“If you’re going to cry,” they said, “only do it in the shower.”

This was a recurring piece of advice given to me after my husband moved out.  But I had a major problem with it:  If I hid my tears from my three children, and limited my crying only to my time in the shower, my skin would be perma-pruned. Why? Because I’m the Varsity Team Captain of Crying. I wept my way through 99% of last year. 

I was crying because I had found myself in an unexpected divorce and a single (and scared) mother of three. Shortly after I turned 40, I discovered my husband’s double life. To say it was heartbreaking grossly minimizes the entire soul crushing, the-world-is-upside-down-experience. He couldn’t deny it, I had found too much evidence. So, he finally confessed, disclosed more stomach-lurching details, and moved out three days later. Overnight, our happy family of 5 was forever changed. 

With three shocked and confused tween/teens watching, I pulled the fire alarm on my trusty text loops, and my sister-friends responded en mass. They came in shifts to help run my household so that I could do what I needed to do, which was grieve.

All of the cries.

Somber with single tears.

Shoulder shaking wailing.

Curled in a rocking ball, weeping.

I cried myself to sleep and cried IN my sleep, waking to a wet pillow many mornings.

The collective shock my children and I shared, hung heavily in our home. A home that now felt that it had been vandalized, less safe, with walls full of secrets only the recently “departed” had known.

At one point, my teenage son literally picked me up off the floor. He had seen me collapse, in a moment of utter and profound pain, where my body shut down on me, my legs folded, and all I could do was fall to the ground and weep.

I’m not proud of this.

Nor am I embarrassed.

It just is.

I somehow remembered to assure them over and over, that I would be ok.

I clearly wasn’t “ok” at the moment, but age and life experience had taught me that my grief was normal and also (thankfully) temporary.

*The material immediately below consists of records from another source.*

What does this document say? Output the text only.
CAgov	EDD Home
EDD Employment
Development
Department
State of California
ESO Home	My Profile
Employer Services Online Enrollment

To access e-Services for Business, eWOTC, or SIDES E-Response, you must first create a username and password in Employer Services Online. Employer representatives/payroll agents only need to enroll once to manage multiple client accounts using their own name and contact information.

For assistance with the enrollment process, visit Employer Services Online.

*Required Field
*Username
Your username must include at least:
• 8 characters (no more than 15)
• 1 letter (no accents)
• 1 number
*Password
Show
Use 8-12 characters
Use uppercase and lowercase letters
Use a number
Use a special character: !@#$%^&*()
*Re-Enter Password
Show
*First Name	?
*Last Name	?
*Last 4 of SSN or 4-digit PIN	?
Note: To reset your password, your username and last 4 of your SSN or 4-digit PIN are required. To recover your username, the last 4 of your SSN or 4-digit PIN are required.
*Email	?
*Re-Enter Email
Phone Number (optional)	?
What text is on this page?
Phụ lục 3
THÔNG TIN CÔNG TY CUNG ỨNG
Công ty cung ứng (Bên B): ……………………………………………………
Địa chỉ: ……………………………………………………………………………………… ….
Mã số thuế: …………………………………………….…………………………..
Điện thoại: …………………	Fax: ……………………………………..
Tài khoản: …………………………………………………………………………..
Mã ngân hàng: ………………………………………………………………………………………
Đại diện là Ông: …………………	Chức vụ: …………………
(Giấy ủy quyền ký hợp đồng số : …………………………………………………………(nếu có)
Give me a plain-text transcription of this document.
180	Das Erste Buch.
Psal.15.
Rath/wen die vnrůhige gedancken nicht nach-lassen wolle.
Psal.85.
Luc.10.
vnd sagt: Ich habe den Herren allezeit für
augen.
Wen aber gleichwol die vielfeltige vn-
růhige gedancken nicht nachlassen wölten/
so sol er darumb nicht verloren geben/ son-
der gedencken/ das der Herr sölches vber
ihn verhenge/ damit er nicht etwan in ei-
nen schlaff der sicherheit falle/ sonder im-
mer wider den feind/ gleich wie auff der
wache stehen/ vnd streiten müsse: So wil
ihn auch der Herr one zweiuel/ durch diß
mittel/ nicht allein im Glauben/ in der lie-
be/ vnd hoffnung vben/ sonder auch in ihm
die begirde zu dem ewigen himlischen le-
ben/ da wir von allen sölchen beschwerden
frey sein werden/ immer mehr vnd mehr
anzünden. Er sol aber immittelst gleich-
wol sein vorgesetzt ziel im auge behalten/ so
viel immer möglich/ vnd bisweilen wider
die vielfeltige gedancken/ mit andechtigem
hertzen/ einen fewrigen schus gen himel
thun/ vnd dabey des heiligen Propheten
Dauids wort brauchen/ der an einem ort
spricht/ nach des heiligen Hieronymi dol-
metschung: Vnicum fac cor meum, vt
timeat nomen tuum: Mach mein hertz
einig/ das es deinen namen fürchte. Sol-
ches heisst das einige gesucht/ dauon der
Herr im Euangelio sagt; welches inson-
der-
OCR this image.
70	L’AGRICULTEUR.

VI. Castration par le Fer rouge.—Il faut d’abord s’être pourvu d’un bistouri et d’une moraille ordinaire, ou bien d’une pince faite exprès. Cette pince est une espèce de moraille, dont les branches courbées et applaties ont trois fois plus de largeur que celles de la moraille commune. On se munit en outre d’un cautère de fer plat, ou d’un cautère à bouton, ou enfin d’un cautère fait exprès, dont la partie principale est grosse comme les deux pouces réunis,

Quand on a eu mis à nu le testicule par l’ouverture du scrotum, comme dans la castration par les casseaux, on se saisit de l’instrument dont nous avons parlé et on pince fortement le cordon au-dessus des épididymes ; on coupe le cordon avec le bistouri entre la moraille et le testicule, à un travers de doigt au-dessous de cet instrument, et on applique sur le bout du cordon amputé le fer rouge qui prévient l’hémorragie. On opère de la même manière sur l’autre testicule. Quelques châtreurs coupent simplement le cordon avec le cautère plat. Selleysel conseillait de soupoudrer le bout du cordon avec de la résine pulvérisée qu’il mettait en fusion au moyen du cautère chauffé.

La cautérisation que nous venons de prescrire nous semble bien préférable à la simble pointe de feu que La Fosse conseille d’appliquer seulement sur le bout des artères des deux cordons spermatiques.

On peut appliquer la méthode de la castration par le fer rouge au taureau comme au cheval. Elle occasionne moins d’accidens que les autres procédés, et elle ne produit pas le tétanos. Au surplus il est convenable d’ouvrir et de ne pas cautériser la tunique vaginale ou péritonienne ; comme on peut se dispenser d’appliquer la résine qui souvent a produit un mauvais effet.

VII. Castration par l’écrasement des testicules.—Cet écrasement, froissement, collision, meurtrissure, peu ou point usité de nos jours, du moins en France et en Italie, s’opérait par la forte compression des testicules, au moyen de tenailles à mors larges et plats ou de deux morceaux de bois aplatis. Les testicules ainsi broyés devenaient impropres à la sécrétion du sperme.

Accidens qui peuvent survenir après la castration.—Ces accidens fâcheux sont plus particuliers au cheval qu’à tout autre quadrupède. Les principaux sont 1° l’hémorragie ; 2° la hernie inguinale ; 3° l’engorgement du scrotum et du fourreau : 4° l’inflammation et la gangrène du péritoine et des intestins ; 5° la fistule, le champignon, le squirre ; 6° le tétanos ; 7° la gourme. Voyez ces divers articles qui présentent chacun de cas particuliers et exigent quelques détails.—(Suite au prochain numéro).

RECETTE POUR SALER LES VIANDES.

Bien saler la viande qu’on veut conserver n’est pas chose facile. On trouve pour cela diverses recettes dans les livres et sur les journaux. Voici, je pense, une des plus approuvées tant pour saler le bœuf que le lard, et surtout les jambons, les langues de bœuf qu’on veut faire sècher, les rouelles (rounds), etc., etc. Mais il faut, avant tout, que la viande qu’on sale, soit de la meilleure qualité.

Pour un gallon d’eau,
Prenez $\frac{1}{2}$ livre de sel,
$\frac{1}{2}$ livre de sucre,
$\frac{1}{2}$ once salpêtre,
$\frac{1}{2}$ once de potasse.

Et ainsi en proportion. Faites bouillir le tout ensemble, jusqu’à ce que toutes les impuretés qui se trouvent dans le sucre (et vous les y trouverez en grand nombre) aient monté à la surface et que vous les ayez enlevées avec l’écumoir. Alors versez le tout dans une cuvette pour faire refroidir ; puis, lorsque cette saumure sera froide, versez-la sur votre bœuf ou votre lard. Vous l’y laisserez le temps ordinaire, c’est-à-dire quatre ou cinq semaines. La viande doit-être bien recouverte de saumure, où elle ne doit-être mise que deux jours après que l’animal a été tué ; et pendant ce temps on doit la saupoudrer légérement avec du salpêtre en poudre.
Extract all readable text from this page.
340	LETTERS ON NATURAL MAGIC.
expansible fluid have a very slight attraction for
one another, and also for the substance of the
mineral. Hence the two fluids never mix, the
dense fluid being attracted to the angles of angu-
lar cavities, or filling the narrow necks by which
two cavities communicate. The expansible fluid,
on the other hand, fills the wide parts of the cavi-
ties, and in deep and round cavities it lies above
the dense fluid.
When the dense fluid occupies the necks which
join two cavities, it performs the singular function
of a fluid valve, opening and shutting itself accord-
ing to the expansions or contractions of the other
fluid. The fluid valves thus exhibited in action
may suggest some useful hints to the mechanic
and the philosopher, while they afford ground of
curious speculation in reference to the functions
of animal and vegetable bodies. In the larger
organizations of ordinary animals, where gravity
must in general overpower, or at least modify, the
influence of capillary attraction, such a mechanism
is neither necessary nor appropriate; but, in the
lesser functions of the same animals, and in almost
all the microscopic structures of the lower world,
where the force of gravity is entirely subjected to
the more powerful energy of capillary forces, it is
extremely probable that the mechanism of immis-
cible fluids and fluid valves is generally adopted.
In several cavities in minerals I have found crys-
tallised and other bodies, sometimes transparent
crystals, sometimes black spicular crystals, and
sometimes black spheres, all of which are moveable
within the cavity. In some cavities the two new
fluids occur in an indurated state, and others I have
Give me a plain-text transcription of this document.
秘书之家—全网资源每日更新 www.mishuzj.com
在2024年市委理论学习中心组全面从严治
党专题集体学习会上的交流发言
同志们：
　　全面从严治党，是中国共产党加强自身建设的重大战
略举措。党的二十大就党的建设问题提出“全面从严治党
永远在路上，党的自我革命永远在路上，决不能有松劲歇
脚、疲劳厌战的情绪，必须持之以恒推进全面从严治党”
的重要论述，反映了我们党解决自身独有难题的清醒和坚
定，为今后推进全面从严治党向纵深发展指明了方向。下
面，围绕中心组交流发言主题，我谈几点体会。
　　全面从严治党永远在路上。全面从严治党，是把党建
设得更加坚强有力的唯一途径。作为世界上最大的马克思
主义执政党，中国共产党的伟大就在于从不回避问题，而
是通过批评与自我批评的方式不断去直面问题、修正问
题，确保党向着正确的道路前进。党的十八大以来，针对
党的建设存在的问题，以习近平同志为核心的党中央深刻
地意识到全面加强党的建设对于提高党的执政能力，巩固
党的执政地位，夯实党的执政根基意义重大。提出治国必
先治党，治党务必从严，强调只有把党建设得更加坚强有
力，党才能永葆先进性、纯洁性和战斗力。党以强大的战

I knew that eventually, my big hot tears would stop falling. I felt in my bones that “this too shall pass”.

I was besieged by well-intentioned loved ones giving me advice, and I noticed a common theme: Hide your grief! 

Only cry in the shower so the kids don’t see your grief.

Give yourself five minutes a day to fall apart and cry.

“Don’t let the kids see you cry, it will scare them.

Fake it until you make it.

The kids need to see you in control.”

He’s not worth your tears.”

But our now heartbroken family was worth the tears, and so much more, which is why I was in mourning. My marriage had died unexpectedly, and yet there was no physical death so my grief was considered “Ambiguous”.  In addition, the innocence of my family had died too.

It wasn’t a conscious decision to reject all of that well-meaning advice. It just wasn’t  a viable option for me. 

I couldn’t have been anything less than authentic in my deepest, darkest hours. Fake it ‘till you make it wasn’t happening. So, I grieved openly, hiding only my visceral screams and pillow-punching sessions from my children.  Everything else was on-display like a dressed up Christmas department store window.  Except, I was far from dressed up. 

My grief and my days-on-end-pajama-wearing lasted a long time. Grief became a part of our home, like a temporary visitor we entertained, and learned to live with. Days turned into months, and then a year. One day, we noticed the Grief wasn’t around so much anymore. Go figure.

But Grief does pop in now and then, always unexpectedly, of course. On some days Grief just hangs out with one of us. And it’s ok, because we all know what it is. We know we can’t hide from Grief and expect it to leave, we can’t push it down or ignore it. Doing so feeds it- and then it festers and grows like a weed.

So we look at it and talk about it. We call it by name. We honor it by moving through it, and we come out the other side.

Yes, I absolutely did cry in the shower, but I didn’t only cry in the shower.

I didn’t bottle my pain and sadness and hide it all from my children, pretending I was “fine”.

“Are you ok, Mom?” They would ask,  Not right now, but I will be”, was always my response.  And now, I am okay, and they know why. Because I worked through it by naming my grief, identifying what tools I needed for healing, working really hard to focus on all the love I had in my life, and not dwelling on the love that I lost.

I’ve learned that my open crying showed them that grieving is a natural, healthy response to emotional pain and loss, and that my grief was proportionate to the love I once held. 

They couldn’t have learned that had I hid it from them, and kept my crying only to the shower.  Doing so would have been a disservice to my children, to myself, and to all of the new beginnings we have before us.